Roy Blunt, a Republican, and Dick Durbin, a Democrat, say Australia is a critical ally for American trade, tourism and security
Two senior US senators have formed a "Friends of Australia" caucus in the aftermath of US President Donald Trump's volatile January phone call with Australian Prime Minister Malcolm Turnbull.
Mr Trump and Mr Turnbull put on a united front, downplayed the phone call and praised the US-Australian relationship on Thursday in New York when they met face-to-face and attended the 75th anniversary dinner for the Battle of the Coral Sea victory.
News of the January 28 call where the president reportedly "badgered, bragged and abruptly ended" the conversation with the prime minister outraged some US politicians on Capitol Hill.

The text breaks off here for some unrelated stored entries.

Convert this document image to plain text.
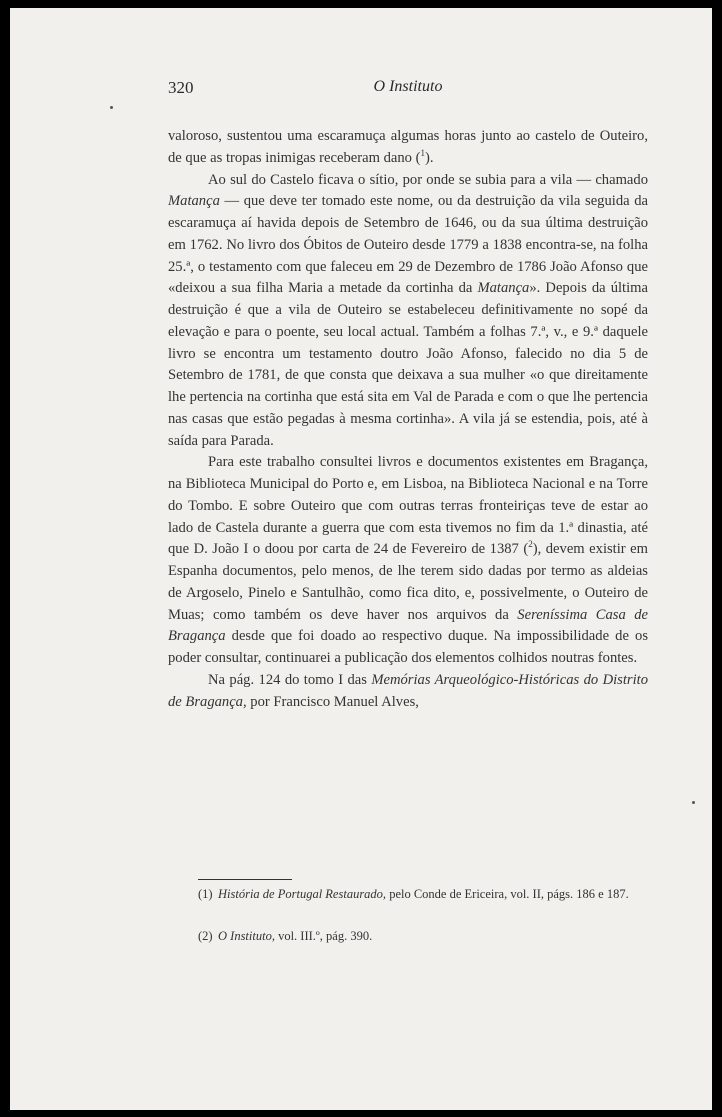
320	O Instituto

valoroso, sustentou uma escaramuça algumas horas junto ao castelo de Outeiro, de que as tropas inimigas receberam dano ($^1$).

Ao sul do Castelo ficava o sítio, por onde se subia para a vila — chamado Matança — que deve ter tomado este nome, ou da destruição da vila seguida da escaramuça aí havida depois de Setembro de 1646, ou da sua última destruição em 1762. No livro dos Óbitos de Outeiro desde 1779 a 1838 encontra-se, na folha 25.ª, o testamento com que faleceu em 29 de Dezembro de 1786 João Afonso que «deixou a sua filha Maria a metade da cortinha da Matança». Depois da última destruição é que a vila de Outeiro se estabeleceu definitivamente no sopé da elevação e para o poente, seu local actual. Também a folhas 7.ª, v., e 9.ª daquele livro se encontra um testamento doutro João Afonso, falecido no dia 5 de Setembro de 1781, de que consta que deixava a sua mulher «o que direitamente lhe pertencia na cortinha que está sita em Val de Parada e com o que lhe pertencia nas casas que estão pegadas à mesma cortinha». A vila já se estendia, pois, até à saída para Parada.

Para este trabalho consultei livros e documentos existentes em Bragança, na Biblioteca Municipal do Porto e, em Lisboa, na Biblioteca Nacional e na Torre do Tombo. E sobre Outeiro que com outras terras fronteiriças teve de estar ao lado de Castela durante a guerra que com esta tivemos no fim da 1.ª dinastia, até que D. João I o doou por carta de 24 de Fevereiro de 1387 ($^2$), devem existir em Espanha documentos, pelo menos, de lhe terem sido dadas por termo as aldeias de Argoselo, Pinelo e Santulhão, como fica dito, e, possivelmente, o Outeiro de Muas; como também os deve haver nos arquivos da Sereníssima Casa de Bragança desde que foi doado ao respectivo duque. Na impossibilidade de os poder consultar, continuarei a publicação dos elementos colhidos noutras fontes.

Na pág. 124 do tomo I das Memórias Arqueológico-Históricas do Distrito de Bragança, por Francisco Manuel Alves,

(1) História de Portugal Restaurado, pelo Conde de Ericeira, vol. II, págs. 186 e 187.
(2) O Instituto, vol. III.º, pág. 390.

High-ranking senators Roy Blunt of Missouri, a Republican, and Dick Durbin of Illinois, a Democrat, founded the Senate Friends of Australia Caucus, a bipartisan group of senators dedicated to supporting the strong bilateral alliance between the US and Australia.
"Australia is one of our closest friends, strongest allies, and valued economic partners," Senator Blunt said.
"From the Battle of Hamel in WWI to the global war on terrorism, Australia and the US have fought side by side in every major conflict over the past century.
"I look forward to working with my colleagues in the caucus to further strengthen the US-Australia relationship and advance security and prosperity in the Asia-Pacific region."
Watch: 'Fake news' - Turnbull and Trump reject tension
In the aftermath of the January 28 call senior Republican figures John McCain, Paul Ryan and Lindsey Graham all came to the support of Australia.
Senators Blunt and Durbin said the new Senate caucus will provide an opportunity for senators to engage on issues related to Australia through briefings, meetings, and other events.
"Australia is a critical ally for American trade, tourism, national security, and shared democratic values," Senator Durbin said.
"With the launch of this bipartisan caucus, we show that Australia will always have partners and friends in the US Congress."
US lawmakers with like minded views on a topic often set up a caucus.